The first chapter describes how medieval Europeans got their ideas about women, sex, beauty, and… well, generally everything from the Greeks. Greeks viewed men as the default humans; women were viewed spiritually as fallen men (Plato) and physically as inside-out men (Galen). Then Christianity and its doctrine of Original Sin came along, which did not exactly induce men to see women in a more favorable light.

“Augustine’s message was that even when a man disobeyed God, it was probably because a woman had convinced him to do so,” she notes. Men wrote down these ideas about women and then spent centuries teaching them to other men in universities and monasteries, where there were definitively No Girls Allowed.

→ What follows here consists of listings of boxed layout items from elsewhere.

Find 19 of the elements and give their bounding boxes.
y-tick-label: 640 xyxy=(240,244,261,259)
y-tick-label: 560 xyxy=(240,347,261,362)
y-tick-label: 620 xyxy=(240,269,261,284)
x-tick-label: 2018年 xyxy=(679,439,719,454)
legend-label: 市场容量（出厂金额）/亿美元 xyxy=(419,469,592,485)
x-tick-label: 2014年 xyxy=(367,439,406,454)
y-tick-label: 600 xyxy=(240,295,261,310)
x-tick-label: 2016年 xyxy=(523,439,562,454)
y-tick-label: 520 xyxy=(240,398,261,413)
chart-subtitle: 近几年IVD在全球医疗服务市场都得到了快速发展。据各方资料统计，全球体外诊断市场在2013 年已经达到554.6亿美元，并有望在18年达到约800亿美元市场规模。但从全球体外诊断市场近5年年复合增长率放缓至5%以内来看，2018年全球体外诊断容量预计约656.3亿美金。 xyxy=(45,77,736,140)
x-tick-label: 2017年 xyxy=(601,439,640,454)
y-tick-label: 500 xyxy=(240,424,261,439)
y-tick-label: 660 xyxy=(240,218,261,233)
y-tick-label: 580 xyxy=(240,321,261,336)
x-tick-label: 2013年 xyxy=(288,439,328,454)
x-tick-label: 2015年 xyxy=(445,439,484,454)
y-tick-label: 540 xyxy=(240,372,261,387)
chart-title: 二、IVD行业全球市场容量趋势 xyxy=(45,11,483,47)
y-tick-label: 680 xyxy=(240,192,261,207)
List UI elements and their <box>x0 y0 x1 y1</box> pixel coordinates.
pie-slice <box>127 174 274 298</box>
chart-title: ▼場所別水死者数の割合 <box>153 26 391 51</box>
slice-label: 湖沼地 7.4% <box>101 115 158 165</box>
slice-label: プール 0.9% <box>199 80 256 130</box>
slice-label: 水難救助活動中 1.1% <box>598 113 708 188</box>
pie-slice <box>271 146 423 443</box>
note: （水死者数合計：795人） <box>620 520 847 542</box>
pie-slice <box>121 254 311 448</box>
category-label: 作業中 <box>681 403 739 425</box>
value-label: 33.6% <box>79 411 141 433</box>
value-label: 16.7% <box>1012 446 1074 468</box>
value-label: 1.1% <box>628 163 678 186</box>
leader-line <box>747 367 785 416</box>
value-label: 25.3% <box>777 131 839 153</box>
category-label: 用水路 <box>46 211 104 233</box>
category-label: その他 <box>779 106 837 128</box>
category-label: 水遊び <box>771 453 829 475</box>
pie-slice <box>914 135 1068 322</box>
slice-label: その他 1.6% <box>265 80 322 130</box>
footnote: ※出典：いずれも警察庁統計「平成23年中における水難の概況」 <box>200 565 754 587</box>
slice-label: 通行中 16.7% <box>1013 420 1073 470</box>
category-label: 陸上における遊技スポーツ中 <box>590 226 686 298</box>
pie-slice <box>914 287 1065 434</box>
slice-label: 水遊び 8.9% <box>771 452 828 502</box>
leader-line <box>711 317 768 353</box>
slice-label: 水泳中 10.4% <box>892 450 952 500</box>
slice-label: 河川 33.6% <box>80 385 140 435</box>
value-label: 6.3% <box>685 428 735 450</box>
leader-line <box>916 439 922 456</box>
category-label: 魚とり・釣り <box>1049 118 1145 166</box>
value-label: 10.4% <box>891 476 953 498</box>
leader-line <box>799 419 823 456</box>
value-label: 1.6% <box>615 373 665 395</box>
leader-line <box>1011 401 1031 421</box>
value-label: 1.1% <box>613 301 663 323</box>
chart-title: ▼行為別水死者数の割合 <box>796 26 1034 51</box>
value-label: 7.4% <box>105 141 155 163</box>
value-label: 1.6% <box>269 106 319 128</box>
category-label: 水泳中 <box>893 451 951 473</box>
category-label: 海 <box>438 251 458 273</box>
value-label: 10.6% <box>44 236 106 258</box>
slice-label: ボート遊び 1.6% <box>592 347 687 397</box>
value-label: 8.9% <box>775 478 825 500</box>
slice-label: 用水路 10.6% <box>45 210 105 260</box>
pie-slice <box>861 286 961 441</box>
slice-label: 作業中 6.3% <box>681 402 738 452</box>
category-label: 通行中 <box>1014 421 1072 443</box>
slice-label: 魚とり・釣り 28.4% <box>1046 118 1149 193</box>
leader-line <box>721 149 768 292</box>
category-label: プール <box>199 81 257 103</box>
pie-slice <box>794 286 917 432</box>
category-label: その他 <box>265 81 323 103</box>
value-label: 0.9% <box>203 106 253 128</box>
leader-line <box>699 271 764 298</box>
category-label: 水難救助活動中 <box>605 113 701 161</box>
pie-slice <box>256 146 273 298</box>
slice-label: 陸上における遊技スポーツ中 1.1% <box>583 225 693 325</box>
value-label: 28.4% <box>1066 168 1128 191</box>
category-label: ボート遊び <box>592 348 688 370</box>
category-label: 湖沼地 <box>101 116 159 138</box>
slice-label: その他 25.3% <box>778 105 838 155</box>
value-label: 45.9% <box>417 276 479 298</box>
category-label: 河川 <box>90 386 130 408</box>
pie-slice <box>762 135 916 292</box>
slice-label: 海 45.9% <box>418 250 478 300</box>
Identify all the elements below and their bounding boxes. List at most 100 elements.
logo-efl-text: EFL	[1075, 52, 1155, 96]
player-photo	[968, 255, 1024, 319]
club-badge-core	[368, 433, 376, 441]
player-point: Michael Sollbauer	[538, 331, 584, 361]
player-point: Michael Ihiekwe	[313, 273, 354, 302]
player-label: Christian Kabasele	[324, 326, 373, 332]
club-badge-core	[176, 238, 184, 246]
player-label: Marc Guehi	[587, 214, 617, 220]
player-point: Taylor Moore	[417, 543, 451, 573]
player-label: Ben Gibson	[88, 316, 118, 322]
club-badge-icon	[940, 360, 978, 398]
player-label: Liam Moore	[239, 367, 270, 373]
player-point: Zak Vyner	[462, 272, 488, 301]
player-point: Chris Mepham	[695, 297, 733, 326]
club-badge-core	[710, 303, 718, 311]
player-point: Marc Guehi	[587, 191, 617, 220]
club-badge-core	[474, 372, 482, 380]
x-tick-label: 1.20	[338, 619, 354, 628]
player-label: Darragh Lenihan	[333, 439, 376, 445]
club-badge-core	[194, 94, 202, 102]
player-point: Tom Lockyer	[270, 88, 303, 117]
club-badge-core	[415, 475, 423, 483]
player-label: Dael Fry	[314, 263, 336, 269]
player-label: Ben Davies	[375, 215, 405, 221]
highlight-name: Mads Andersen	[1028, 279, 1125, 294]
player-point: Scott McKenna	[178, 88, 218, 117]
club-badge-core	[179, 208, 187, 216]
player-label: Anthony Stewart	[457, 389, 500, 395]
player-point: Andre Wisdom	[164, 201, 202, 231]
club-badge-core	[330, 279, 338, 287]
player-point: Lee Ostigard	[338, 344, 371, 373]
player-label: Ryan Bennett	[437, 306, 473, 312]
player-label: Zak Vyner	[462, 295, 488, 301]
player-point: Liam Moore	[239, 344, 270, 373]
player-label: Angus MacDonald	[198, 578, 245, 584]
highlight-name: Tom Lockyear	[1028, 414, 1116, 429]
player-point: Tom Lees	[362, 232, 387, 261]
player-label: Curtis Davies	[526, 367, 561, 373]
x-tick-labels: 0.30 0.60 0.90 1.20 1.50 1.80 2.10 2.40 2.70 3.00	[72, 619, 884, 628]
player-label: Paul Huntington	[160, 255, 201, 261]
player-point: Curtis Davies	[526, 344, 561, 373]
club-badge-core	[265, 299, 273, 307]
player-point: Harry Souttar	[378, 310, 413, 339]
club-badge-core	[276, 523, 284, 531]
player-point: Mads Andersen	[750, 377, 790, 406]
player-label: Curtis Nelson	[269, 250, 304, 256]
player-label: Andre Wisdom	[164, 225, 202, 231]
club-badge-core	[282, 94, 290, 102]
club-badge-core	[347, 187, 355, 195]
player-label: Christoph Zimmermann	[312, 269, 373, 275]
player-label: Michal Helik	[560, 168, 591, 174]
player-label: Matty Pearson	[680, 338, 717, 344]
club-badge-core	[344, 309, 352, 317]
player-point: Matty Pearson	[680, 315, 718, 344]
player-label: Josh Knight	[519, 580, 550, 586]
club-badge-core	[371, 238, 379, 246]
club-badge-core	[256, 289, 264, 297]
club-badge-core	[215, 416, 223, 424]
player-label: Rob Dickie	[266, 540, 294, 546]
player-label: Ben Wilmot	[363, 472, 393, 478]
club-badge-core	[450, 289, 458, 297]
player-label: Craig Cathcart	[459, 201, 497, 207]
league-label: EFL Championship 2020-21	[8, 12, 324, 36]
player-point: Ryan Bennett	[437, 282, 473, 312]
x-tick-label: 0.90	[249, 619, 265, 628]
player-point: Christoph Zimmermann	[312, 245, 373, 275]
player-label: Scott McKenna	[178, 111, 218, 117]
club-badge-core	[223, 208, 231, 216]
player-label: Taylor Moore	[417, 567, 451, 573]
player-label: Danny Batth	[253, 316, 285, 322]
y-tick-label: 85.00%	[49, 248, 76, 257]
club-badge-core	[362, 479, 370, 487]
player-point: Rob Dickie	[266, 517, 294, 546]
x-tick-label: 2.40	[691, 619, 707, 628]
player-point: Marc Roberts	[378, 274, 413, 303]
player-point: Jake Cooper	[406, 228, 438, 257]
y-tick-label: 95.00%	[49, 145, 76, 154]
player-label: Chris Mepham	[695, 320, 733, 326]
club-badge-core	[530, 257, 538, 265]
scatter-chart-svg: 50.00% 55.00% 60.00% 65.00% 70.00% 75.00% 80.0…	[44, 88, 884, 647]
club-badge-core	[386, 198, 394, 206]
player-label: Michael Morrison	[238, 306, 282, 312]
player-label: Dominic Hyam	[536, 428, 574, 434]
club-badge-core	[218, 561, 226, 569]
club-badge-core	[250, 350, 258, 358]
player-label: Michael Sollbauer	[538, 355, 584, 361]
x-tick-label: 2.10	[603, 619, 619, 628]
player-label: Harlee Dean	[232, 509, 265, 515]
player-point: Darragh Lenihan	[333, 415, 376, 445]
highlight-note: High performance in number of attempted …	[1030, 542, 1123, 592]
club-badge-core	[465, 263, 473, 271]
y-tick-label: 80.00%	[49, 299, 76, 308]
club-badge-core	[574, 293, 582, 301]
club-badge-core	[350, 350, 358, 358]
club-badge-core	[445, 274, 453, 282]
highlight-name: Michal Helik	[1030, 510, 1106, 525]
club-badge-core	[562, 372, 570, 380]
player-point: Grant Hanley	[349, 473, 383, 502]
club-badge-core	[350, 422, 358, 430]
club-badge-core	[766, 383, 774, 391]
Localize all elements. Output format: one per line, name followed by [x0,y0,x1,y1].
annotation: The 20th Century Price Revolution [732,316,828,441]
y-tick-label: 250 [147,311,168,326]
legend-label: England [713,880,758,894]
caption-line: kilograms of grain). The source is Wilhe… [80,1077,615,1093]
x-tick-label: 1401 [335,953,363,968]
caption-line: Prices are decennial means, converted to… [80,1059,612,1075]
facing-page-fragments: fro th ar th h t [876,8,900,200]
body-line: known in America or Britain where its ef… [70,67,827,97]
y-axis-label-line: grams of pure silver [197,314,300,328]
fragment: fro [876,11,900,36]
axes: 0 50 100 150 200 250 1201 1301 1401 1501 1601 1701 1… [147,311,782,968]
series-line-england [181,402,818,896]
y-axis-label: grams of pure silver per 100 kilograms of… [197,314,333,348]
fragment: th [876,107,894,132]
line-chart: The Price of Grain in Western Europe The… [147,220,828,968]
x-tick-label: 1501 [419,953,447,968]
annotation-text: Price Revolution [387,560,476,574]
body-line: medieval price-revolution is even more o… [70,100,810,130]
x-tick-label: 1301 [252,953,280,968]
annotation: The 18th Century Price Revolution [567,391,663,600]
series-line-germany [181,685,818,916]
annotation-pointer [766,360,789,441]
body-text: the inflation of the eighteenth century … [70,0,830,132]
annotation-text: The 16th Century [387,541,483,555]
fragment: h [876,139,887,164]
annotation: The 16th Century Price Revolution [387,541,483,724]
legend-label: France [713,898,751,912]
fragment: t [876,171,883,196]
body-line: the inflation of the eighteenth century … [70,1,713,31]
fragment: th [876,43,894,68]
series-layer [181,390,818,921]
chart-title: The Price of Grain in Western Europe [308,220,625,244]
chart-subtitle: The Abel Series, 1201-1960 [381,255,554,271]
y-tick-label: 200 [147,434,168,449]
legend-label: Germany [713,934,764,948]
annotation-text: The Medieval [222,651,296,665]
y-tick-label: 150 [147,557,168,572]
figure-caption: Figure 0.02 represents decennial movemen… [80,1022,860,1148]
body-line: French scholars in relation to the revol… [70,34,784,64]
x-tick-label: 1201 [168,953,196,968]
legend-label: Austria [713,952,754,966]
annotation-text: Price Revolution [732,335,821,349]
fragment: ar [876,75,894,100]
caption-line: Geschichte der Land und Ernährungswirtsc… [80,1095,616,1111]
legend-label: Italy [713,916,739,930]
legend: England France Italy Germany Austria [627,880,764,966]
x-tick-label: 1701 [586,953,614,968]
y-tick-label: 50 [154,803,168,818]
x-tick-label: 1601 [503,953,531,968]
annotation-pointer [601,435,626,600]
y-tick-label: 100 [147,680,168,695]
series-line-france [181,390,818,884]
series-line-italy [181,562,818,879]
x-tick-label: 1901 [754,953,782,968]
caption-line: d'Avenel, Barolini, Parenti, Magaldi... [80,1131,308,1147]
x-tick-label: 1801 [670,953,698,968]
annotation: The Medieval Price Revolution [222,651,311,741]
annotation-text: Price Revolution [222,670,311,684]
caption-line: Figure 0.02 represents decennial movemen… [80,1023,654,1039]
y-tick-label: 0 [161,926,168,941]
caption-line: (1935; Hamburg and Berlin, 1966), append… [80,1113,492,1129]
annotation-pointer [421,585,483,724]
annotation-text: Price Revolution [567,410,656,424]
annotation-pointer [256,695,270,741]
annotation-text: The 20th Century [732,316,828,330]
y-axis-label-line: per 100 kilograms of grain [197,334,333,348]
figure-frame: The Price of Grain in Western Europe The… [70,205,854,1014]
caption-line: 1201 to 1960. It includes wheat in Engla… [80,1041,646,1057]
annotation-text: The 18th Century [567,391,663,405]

(Nuns were permitted to read, study, and think, and the surviving records of women who did so, like Hildegard of Bingen [1098–1179] and Christine de Pizan [1364–c.1430], suggest that they did not view their own natures quite like men did. But educated women were rare, and surviving writings by or about them are rarer still.)

Then there’s a chapter on beauty standards for women, which mandated golden tresses, milky-white skin, and rosy cheeks. The adjectives were lifted directly from Dares Phrygius, a contemporary of Homer’s who purportedly witnessed the Trojan War, and they’ve remained unchanged until… basically now. Then, as now, women were supposed to naturally have this appearance; God forbid they put any time, money, or effort into it. (Quite literally—using make-up was considered among the gravest of sins).

Medieval men did like a potbelly on their women, though. This is the opposite of today’s preference for chiseled abs, but both features denote the same trait: wealth. Medieval women sporting potbellies clearly had enough to eat, and today’s flat-bellied women clearly have enough leisure time to work out.